The production arrives during the long intermission between cultural obsessions and their inevitable sequels. Fans of Heated Rivalry are now condemned to wait until 2027 for the next installment of Shane Hollander and Ilya Rozanov’s saga, and MarcAurele cleverly frames the entire evening as a public service for the emotionally stranded. Enter three suburban wine moms, all named Susan, who function as a Greek chorus of thirst, devotion, and unapologetic obsession. Played by Ryann Redmond, Cherry Torres, and Ryan Duncan, these Susans guide the audience through the mythology of Heated Rivalry with the fervor of evangelical disciples and the comic timing of seasoned sketch performers. Their opening anthem, an increasingly unhinged catalog of exactly what they seek from television entertainment, “Gay. Hockey. Players. With big butts. In their beds. On the couch. In their homes. Also in hotels.,” instantly establishes the evening’s tone: shameless, self-aware, and riotously funny.
The genius of the Susans is that they do not merely narrate the story; they embody the phenomenon surrounding it. MarcAurele understands that Heated Rivalry is not simply a television show but a fandom, and the musical derives much of its comic energy from affectionately skewering the culture that has sprung up around it. The audience becomes part of the joke, addressed repeatedly as fellow Susans, co-conspirators in a shared fixation. What could have been mocking instead feels warmly inclusive. The production laughs with its audience, not at it.
At the center of the madness are two performances that elevate the evening far beyond spoof. Jimin Moon’s Shane Hollander radiates sunshine. His Shane is sweet, earnest, adorably bewildered by his own emotions, and possessed of the sort of guileless charm that makes every romantic complication feel freshly devastating. Opposite him, Jay Armstrong Johnson gives a superb comic performance as the brooding Russian star Ilya Rozanov. Johnson captures the character’s intimidating exterior and emotional fragility while mining every possible laugh from Ilya’s perpetual struggle to process feelings. Together, they achieve something remarkable: they make the romance matter.
That emotional investment is what separates Heated Rivalry from lesser parodies. The jokes land because the performers never play them merely as jokes. Moon and Johnson commit fully to the emotional reality beneath the absurdity. When Ilya laments the burden of his legendary backside in the hilariously earnest power ballad “Big Ass, Cold Heart,” Johnson somehow transforms what should be a throwaway gag into a sincere cry of loneliness. Likewise, Moon delivers “This Fuck Was Different” with such heartfelt conviction that the audience finds itself laughing and unexpectedly moved at the same time. Few performers could navigate such tonal whiplash. These two make it look effortless.

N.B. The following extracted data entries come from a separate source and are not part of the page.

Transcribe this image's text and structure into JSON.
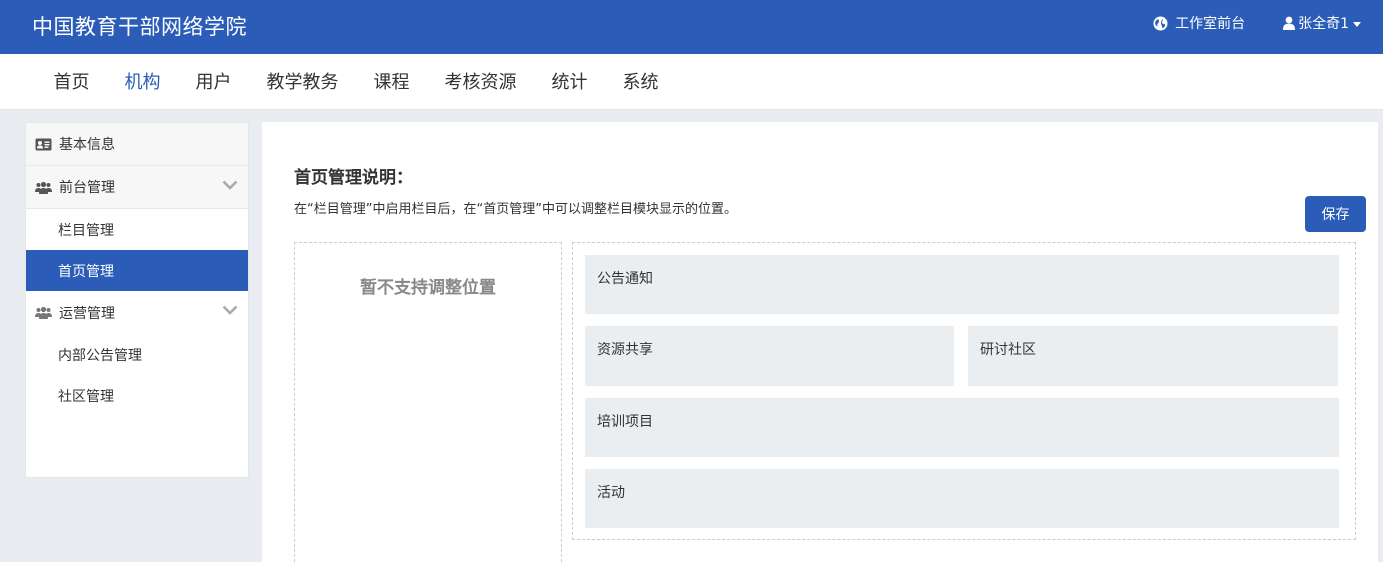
{
  "header": {
    "brand": "中国教育干部网络学院",
    "studio_link": "工作室前台",
    "user_name": "张全奇1"
  },
  "nav": {
    "items": [
      "首页",
      "机构",
      "用户",
      "教学教务",
      "课程",
      "考核资源",
      "统计",
      "系统"
    ],
    "active": "机构"
  },
  "sidebar": {
    "basic_info": "基本信息",
    "front_mgmt": "前台管理",
    "column_mgmt": "栏目管理",
    "home_mgmt": "首页管理",
    "ops_mgmt": "运营管理",
    "internal_notice_mgmt": "内部公告管理",
    "community_mgmt": "社区管理",
    "active": "首页管理"
  },
  "main": {
    "title": "首页管理说明：",
    "description": "在“栏目管理”中启用栏目后，在“首页管理”中可以调整栏目模块显示的位置。",
    "save_label": "保存",
    "unsupported_label": "暂不支持调整位置",
    "modules": {
      "notice": "公告通知",
      "resource": "资源共享",
      "discussion": "研讨社区",
      "training": "培训项目",
      "activity": "活动"
    }
  },
  "colors": {
    "primary": "#2a5cb8",
    "module_bg": "#ebeef1",
    "page_bg": "#e9edf1"
  }
}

MarcAurele’s score proves equally impressive. The songs are not merely vehicles for punchlines, though the punchlines arrive with machine-gun regularity. They are smartly structured musical-theater numbers with memorable hooks and a surprisingly sophisticated understanding of character. Titles such as “Shane Hollander, Slap That Stick!,” “Eye-Fucking at the Hotel Gym,” “I Can Host,” and “This Fuck Was Different” suggest gleeful vulgarity, but beneath the irreverence lies craftsmanship. One leaves the theater wishing for a cast recording and suspecting several of these tunes will remain lodged in memory for days.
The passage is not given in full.